Two-Week Rally Follows Five-Week Rout
The recent bitcoin etf inflows reversed a brutal stretch. Five weeks straight of outflows drained roughly $4 billion from crypto products. That’s institutional capitulation. Funds that bought the ETF launch hype in January reassessed. Many cut exposure. Trading desks reduced risk.
Now two weeks of inflows totaling $1.6 billion combined. Is this a trend change or a relief bounce? Historical precedent from traditional markets suggests relief rallies during geopolitical stress last 1-3 weeks before fundamentals reassert control.
Oil prices remain the key variable. Brent crude spiked above $90 on Iran supply concerns. If oil holds here or climbs further, inflation expectations reset higher. That pushes Fed rate cuts further out. Risk assets reprice lower. Bitcoin included.
But if tensions de-escalate and oil retreats to $70-75 range, the inflation narrative softens. Fed can still cut in mid-2024. That would support crypto valuations. The bitcoin etf inflows suggest some institutional buyers are betting on the latter scenario.
CryptoQuant noted the geopolitical environment remains unfavorable for Bitcoin given the asset’s volatility. When uncertainty spikes, investors typically flee to bonds and gold—not crypto. Bitcoin’s volatility makes it a poor geopolitical hedge despite the decentralization narrative.
What’s Next for Bitcoin Product Flows
Thursday and Friday’s $829 million outflows matter more than Monday through Wednesday’s inflows. When stress hits, institutional money moves fast. Retail holds or buys dips. Institutions cut risk, ask questions later. The back-half-of-week exodus showed that playbook in action.
Key levels to watch: Bitcoin holding $60,000 support. Break that and ETF inflows likely reverse hard. Institutional buyers have stop-losses. They’re not religion-driven holders. Price breaks, they cut exposure.
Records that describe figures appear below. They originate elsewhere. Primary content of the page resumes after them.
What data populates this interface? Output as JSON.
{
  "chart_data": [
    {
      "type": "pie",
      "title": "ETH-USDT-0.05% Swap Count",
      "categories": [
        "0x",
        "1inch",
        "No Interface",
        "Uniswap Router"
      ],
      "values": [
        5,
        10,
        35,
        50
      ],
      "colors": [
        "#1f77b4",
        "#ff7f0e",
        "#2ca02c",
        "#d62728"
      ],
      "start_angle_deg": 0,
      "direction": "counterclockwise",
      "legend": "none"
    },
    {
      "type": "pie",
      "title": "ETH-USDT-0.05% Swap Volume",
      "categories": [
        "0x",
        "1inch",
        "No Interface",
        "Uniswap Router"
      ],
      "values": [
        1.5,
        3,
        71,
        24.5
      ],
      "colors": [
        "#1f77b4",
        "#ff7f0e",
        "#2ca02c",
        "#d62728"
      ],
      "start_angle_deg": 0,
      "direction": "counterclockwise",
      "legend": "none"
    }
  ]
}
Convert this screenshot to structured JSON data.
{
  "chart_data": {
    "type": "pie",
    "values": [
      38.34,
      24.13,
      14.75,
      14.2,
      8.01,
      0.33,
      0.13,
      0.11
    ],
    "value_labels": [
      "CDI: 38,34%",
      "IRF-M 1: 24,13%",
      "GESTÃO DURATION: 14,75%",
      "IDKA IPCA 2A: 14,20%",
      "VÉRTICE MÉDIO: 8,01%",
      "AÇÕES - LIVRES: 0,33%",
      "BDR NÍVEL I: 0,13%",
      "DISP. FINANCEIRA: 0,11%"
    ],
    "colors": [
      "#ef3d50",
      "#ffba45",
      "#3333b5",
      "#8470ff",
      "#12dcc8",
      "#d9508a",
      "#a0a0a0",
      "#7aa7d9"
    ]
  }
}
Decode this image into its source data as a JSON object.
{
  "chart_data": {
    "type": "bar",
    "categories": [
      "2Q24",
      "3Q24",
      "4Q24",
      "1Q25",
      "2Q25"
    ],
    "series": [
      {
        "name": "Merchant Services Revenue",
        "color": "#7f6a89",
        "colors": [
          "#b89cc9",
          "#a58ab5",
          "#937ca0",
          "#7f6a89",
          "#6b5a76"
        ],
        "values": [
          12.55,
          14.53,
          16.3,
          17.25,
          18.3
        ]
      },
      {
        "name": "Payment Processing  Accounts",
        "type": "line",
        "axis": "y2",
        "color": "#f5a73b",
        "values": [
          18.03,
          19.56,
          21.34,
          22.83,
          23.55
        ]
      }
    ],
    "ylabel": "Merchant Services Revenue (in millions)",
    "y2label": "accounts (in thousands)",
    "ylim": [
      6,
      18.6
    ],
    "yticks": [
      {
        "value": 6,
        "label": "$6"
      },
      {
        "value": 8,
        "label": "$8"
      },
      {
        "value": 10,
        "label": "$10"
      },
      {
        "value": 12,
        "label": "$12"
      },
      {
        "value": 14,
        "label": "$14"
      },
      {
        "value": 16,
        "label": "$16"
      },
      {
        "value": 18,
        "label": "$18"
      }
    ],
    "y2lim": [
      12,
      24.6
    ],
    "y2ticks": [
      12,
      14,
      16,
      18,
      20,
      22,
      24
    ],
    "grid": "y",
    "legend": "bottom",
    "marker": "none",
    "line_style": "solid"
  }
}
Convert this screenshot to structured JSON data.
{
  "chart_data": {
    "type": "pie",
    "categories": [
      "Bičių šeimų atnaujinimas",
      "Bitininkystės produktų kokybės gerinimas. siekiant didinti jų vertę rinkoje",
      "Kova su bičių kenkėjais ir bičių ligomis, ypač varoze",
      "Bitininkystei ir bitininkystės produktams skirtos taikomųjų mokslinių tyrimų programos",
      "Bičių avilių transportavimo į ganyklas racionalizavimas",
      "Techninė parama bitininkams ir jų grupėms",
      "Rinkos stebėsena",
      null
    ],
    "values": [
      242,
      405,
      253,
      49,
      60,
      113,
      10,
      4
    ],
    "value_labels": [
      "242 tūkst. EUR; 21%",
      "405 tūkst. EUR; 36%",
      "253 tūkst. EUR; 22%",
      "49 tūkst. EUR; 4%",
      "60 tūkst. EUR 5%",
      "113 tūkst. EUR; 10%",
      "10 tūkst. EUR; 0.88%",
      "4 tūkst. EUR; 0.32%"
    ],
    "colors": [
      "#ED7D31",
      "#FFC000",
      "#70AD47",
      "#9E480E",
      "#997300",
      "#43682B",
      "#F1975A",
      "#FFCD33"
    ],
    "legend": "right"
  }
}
On the upside, reclaiming $70,000 would confirm the two-week rally has legs. That would likely bring another $500 million to $1 billion in weekly inflows. But that requires oil stabilizing and equity markets finding support.
For now, the data shows resilience, not conviction. Bitcoin ETF demand held up during a geopolitical shock. That’s notable. Whether it persists depends entirely on variables outside crypto’s control: oil prices, Fed policy, and whether Iran tensions escalate or fade.
Next macro catalyst: US CPI data in two weeks. That’ll show whether oil’s spike feeds through to inflation prints. If CPI comes in hot, bitcoin etf inflows likely reverse. If inflation stays contained despite oil, risk appetite returns. All eyes on energy markets and the Fed’s reaction function.